Czy ojciec Rydzyk to postprawdziwek, czy też kapłan, wierny długiej tradycji, o której zachowanie tak dzielnie walczy Jarosław Kaczyński? Fakt, że mamy u władzy formację niezwykle oszczędnie posługującą się prawdą, nie oznacza, że rządzą nami postprawdziwki, a pokazywanie ich kłamstw i krętactw nie jest żadną ponowoczesną dekonstrukcją. Oni stosują starą jak świat demagogię, ci, którzy analizują, co w tym przekazie jest łagarstwem i manipulacją, zazwyczaj posługują się równie starą, klasyczną logiką.

 

Oczywiście możemy sobie nazwać Rydzyka, Macierewicza i gromadkę biskupów postprawdziwkami (co może być nawet zabawne), ale osobiście zgadzam się ze Stevenem Pinkerem, że twierdzenie, iż żyjemy w jakiejś erze post-prawdy, jest bałamutne i zgoła niebezpieczne. Takie twierdzenie może być również formą okazywania cnoty, czyli dawaniem do zrozumienia, że głupie społeczeństwo daje się oszukiwać, a ja należę do ostatnich sprawiedliwych, którzy nadal dążą do prawdy. Przy takim podejściu możemy skutecznie utrudniać „głupiemu społeczeństwu” zaakceptowanie logicznych argumentów.

 

Jak napisał w komentarzu jeden z naszych czytelników:

„Oczywiście, że żyjemy w czasach post-prawdy. Wyjątki jedynie potwierdzają ten fakt. W oparach błędnych, ideologicznych i propagandowych informacji nie sposób dojść do prawdy, racjonalista może dostrzec absurd, ale poszukiwanie prawdy może kosztować go zbyt wiele czasu. I cóż to jest prawda? Od zawsze ludzkość żyje postprawdą, i od zawsze zdecydowana większość nie myśli racjonalnie.”

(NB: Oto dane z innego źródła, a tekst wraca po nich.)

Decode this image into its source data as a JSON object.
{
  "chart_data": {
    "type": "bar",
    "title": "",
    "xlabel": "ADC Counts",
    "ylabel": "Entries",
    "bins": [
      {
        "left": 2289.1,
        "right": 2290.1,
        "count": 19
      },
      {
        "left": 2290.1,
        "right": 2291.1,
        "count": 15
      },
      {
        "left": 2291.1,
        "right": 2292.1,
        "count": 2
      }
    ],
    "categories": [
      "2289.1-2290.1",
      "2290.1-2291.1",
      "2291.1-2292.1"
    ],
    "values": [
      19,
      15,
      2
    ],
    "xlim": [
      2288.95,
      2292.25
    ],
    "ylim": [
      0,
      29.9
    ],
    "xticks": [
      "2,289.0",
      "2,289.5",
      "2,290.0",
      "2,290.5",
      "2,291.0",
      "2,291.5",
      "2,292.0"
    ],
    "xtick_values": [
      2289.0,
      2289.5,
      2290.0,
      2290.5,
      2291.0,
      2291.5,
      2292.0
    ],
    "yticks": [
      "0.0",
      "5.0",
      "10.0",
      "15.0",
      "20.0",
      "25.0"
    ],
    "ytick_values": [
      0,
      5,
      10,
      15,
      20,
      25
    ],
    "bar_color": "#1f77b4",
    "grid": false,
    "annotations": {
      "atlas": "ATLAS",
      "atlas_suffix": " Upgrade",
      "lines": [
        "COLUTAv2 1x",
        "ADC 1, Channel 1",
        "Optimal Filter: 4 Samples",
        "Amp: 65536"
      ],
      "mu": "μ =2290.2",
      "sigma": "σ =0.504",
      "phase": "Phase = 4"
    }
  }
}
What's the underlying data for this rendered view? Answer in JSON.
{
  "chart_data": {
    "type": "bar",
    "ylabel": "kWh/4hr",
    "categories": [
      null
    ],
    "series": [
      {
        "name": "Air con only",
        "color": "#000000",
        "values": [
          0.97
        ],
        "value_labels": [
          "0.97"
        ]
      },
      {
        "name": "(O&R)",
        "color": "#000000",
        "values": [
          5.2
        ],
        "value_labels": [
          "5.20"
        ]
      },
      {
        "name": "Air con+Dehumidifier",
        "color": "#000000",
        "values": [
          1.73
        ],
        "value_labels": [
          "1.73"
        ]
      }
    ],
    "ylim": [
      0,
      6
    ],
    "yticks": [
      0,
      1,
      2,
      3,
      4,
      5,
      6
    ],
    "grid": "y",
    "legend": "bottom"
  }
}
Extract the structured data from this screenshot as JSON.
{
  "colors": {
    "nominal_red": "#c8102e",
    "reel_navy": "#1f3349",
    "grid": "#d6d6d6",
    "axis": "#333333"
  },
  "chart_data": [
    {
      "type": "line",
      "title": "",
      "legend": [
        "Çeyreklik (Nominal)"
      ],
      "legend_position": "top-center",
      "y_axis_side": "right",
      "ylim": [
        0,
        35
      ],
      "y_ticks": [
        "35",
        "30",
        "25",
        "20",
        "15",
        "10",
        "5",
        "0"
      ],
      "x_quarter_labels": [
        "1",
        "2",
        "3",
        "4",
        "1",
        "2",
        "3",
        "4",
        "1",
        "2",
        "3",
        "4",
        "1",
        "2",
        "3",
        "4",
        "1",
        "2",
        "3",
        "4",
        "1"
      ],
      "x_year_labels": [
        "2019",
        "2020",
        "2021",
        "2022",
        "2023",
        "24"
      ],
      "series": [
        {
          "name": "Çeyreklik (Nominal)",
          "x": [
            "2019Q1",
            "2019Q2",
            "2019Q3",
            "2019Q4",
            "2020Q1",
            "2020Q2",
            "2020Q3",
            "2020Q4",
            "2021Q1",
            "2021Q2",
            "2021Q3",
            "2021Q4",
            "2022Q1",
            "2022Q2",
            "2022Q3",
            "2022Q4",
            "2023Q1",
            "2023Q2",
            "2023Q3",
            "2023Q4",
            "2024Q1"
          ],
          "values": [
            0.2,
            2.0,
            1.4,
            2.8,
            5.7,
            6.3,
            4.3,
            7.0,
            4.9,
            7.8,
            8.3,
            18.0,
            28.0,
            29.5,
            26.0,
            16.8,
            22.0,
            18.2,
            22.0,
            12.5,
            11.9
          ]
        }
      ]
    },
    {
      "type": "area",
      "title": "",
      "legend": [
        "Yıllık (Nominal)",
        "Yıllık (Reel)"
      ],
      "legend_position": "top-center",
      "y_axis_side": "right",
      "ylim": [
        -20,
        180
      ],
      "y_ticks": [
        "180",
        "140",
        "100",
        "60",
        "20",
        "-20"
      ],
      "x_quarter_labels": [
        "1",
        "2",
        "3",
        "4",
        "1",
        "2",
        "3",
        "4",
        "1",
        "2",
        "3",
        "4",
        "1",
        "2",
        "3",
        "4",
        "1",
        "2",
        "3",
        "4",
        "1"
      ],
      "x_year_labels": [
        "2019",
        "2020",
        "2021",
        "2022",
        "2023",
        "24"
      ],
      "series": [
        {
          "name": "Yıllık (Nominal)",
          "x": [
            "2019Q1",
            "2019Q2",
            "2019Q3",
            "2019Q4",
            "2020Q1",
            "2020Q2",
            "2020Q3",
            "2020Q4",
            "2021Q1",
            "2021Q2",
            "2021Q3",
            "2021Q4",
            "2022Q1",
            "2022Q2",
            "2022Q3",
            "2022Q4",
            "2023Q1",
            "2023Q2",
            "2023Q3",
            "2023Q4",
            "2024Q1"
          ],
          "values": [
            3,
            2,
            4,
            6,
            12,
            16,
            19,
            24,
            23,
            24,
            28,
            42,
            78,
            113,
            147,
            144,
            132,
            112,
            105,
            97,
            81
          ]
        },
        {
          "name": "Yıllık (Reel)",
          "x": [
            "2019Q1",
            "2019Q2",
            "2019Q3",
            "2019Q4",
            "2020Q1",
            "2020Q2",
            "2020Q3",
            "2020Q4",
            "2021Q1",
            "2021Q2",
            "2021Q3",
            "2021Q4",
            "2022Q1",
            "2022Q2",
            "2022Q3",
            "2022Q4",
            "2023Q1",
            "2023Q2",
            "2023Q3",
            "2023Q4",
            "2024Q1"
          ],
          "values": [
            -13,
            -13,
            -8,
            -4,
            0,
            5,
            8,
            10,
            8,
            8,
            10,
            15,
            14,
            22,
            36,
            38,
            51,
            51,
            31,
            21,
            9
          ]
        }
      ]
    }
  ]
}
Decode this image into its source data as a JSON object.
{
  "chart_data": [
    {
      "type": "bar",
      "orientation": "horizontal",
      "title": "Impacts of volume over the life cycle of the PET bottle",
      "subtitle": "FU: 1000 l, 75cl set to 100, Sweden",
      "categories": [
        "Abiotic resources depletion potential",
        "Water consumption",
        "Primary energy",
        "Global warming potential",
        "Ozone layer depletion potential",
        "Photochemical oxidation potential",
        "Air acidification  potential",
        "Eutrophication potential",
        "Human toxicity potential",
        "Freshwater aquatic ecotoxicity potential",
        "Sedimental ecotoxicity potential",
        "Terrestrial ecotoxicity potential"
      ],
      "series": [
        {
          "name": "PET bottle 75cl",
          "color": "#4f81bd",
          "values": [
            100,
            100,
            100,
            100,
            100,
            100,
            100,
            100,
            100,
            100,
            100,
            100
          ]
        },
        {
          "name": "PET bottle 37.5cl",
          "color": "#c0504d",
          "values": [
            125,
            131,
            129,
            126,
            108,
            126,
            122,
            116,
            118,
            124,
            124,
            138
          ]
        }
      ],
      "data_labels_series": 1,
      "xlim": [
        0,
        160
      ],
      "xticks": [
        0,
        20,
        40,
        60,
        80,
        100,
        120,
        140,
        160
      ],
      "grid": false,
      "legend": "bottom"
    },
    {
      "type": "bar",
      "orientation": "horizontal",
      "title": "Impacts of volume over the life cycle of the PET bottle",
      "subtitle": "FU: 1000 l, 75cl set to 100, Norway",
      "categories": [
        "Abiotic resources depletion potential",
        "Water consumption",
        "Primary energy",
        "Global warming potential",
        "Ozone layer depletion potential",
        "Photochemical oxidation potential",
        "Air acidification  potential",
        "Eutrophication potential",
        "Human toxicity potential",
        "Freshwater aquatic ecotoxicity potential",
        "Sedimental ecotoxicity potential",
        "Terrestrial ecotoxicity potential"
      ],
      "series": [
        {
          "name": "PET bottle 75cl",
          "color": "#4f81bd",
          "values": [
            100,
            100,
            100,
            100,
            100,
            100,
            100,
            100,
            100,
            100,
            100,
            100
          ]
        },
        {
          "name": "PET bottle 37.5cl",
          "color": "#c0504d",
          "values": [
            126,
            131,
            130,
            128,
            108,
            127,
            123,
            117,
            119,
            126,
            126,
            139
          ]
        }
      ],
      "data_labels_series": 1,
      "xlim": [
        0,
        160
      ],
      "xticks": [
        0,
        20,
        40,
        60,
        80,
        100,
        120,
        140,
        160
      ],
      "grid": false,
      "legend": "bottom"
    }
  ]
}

Pinker przypomina, że nasza racjonalność jest zawsze ograniczona, a prawda nigdy nie jest absolutna. Nowe narzędzia komunikacji są wspaniałe, ale równie niebezpieczne jak samochody i podobnie jak samochody wymagające przepisów wymuszających zachowanie pewnego porządku. Prawdą jest jednak, że tu trudność może być większa niż z ruchem drogowym. Kolejne pokolenie znajdzie zapewne jakiś sposób radzenia sobie z chaosem w sieci, ale głupstwo o jakiejś erze post-prawdy będzie pokutować jeszcze długo. Szaleństwa niemiłościwie nam panujących postprawdziwków w końcu zostaną obnażone nawet przed tymi, którzy dziś spijają miód z ust sejmowego marszałka seniora i patrzą podejrzliwie na krytyków dobrej zmiany. 

 

Zasadnie możemy uważać, że dostrzeżenie łgarstw postprawdziwków przez ich wyborców związane będzie bardziej z bezpośrednim wpływem polityki dobrej zmiany na ich życie niż z jakąkolwiek werbalną krytyką. Jednak mamy do czynienia z długim i powolnym procesem, w którym o zmianach układu sił decydują dziesiątki czynników, a dyskusje na różnych forach nie są tu tak całkiem bez znaczenia (aczkolwiek ich wpływu nie będziemy mogli zmierzyć).

 

Mój wielbiciel, zalecający mi powrót do mojej piaskownicy, ma zapewne na myśli, iż próby komunikacji z innymi, to zabawa dla frajerów, bo oni (psychopaci) zdobędą świat. Nie mają szans. Z tego prostego powodu, że poza ludźmi z trwałymi zmianami w mózgu, większość mimo wszystko nadal szuka prawdy i większość nadal przedkłada uczciwość nad jazdą na gapę.

 

Kilka dni temu po raz czwarty złodziej włamał się do mojego garażu. Paskudne uczucie i pewnie złościłbym się na niego znacznie bardziej niż na antysemickiego półgłówka życzącego mi szybkiej śmierci, gdyby nie fakt, że złodziejaszek zostawił w moim samochodzie pięknie wydrukowany kartonik z napisem „Prosimy nie przeszkadzać”. W głowę zachodzę jak on to wsunął do samochodu nie niszcząc zamka i  jak działał jego umysł. Nie jest jednak tak, że był to osobnik post-uczciwy. Przeciwnie, bardzo tradycyjny typ, wyznający filozofię, że łatwiej ukraść niż zarobić. W tym przypadku poczucie humoru może rokować nadzieję, że jednak w pewnym momencie dojdzie do wniosku, iż jego kalkulacja oparta była na błędnych przesłankach o bezkarności.

 

Postprawdziwki wydają się rozumować podobnie i warto korzystać z dobrodziejstw nowoczesnych środków komunikacji, by przekonać ich zwolenników, że postprawdziwki nie tylko popełniają błędy, ale w tej kluczowej sprawie o bezkarności są w błędzie.      

 

Tak czy inaczej, twierdzenie, że warto być uczciwym nadal wydaje się interesujące.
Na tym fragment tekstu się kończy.